We, therefore, conducted a prospective study in which 23 patients with suspected breast tumors were included. All patients received [111In]-pentetreotide scintigraphy. After surgical removal of the tumor, the somatostatin receptor status was determined by immunohistochemistry.
Among 20 pathologically proven malignant tumors (14 ductal and six lobular carcinomas), 13 (approximately 65%) were scintigraphically visible. Of the 20 primary breast cancer specimens analyzed, three tumors (approximately 15%) were positive for sst1, nine (approximately 45%) revealed immunoreactive sst2A receptors, eight (approximately 40%) showed sst3-like immunoreactivity, and 14 (approximately 70%) were positive for sst5. There was an excellent correlation between the outcome of somatostatin receptor scintigraphy and expression of sst2A (P = 0.025) as well as sst5 (P < 0.001) but not expression of either sst1 (P = 0.343) or sst3 (P = 0.400).
Both sst2A and sst5 can be responsible for high tracer uptake during [111In]-pentetreotide scintigraphy in primary breast cancer. Thus, somatostatin receptor scintigraphy may possibly be of value in the detection of proven somatostatin receptor sst2A- and/or sst5-positive lesions in metastatic breast cancer.
[111铟 - DTPA - D - 苯丙氨酸1] - 奥曲肽闪烁扫描已显示在大多数原发性乳腺癌中可揭示生长抑素受体阳性病变。我们最近开发了一组生长抑素受体亚型特异性抗体,可有效对福尔马林固定、石蜡包埋的乳腺癌组织进行染色。然而,免疫组织化学染色检测到的生长抑素受体在多大程度上代表了生长抑素受体闪烁扫描期间高示踪剂摄取所涉及的功能性结合位点尚不确定。

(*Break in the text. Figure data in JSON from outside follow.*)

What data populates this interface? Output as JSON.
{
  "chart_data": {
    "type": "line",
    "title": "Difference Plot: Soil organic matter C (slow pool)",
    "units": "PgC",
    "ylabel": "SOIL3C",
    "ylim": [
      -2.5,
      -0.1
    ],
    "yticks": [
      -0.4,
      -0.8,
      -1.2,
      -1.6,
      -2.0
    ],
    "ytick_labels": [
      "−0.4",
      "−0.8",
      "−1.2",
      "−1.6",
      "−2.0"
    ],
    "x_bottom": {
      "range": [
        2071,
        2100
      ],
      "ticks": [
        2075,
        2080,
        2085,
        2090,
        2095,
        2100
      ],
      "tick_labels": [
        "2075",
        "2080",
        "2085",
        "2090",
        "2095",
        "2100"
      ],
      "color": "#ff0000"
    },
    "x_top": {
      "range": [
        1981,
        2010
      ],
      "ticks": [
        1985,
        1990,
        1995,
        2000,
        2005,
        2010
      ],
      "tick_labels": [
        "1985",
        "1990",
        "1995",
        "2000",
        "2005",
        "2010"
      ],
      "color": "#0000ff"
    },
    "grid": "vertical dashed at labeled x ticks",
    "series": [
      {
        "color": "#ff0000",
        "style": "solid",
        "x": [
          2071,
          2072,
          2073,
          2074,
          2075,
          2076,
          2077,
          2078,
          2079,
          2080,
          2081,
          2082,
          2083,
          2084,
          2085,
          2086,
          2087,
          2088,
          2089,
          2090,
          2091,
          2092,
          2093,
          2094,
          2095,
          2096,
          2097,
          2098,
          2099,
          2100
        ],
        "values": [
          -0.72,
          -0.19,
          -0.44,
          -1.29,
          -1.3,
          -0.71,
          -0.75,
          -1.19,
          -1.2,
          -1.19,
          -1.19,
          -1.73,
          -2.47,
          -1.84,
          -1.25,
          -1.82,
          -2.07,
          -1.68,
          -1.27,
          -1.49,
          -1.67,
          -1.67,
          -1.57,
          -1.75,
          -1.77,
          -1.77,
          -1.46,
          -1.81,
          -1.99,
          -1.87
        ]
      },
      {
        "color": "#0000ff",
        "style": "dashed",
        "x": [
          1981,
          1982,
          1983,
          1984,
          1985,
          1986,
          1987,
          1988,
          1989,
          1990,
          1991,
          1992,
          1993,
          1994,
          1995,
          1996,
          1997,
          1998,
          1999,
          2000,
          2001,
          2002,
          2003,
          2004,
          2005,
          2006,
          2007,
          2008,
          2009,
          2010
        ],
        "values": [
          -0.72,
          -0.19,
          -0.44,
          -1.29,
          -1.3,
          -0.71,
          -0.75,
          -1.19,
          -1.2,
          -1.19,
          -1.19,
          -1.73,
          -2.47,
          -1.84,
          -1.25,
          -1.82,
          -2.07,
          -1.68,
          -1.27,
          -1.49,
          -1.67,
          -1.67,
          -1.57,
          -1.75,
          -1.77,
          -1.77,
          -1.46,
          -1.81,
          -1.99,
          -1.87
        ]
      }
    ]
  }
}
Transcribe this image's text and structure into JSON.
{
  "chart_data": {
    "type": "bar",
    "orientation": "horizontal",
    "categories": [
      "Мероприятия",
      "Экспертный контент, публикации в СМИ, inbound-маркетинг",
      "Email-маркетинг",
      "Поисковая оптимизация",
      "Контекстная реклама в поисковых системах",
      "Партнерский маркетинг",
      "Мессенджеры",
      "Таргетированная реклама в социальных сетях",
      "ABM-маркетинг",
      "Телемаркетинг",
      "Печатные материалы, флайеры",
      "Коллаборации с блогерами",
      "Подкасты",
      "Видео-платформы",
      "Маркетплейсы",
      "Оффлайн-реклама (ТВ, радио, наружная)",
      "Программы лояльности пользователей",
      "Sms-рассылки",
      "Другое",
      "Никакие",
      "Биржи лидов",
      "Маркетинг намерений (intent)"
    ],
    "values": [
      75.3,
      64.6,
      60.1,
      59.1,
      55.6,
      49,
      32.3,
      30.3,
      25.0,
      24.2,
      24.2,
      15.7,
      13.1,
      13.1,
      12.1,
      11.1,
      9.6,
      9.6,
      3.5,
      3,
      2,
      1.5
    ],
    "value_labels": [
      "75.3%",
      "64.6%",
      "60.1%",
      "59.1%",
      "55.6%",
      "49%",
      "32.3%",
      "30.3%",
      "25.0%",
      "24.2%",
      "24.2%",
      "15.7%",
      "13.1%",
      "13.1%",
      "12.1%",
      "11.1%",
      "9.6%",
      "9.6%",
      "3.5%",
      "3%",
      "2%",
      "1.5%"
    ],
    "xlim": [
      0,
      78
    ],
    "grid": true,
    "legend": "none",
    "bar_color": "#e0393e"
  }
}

因此,我们进行了一项前瞻性研究,纳入了23例疑似乳腺肿瘤患者。所有患者均接受了[111铟] - 喷替肽闪烁扫描。手术切除肿瘤后,通过免疫组织化学确定生长抑素受体状态。
在20例经病理证实的恶性肿瘤(14例导管癌和6例小叶癌)中,13例(约65%)在闪烁扫描中可见。在分析的20例原发性乳腺癌标本中,3例肿瘤(约15%)sst1呈阳性,9例(约45%)显示sst2A受体免疫反应阳性,8例(约40%)表现出sst3样免疫反应性,14例(约70%)sst5呈阳性。生长抑素受体闪烁扫描结果与sst2A(P = 0.025)以及sst5(P < 0.001)的表达之间存在极好的相关性,但与sst1(P = 0.343)或sst3(P = 0.400)的表达均无相关性。
sst2A和sst5均可导致原发性乳腺癌在[111铟] - 喷替肽闪烁扫描期间出现高示踪剂摄取。因此,生长抑素受体闪烁扫描在检测转移性乳腺癌中已证实的生长抑素受体sst2A和/或sst5阳性病变方面可能具有价值。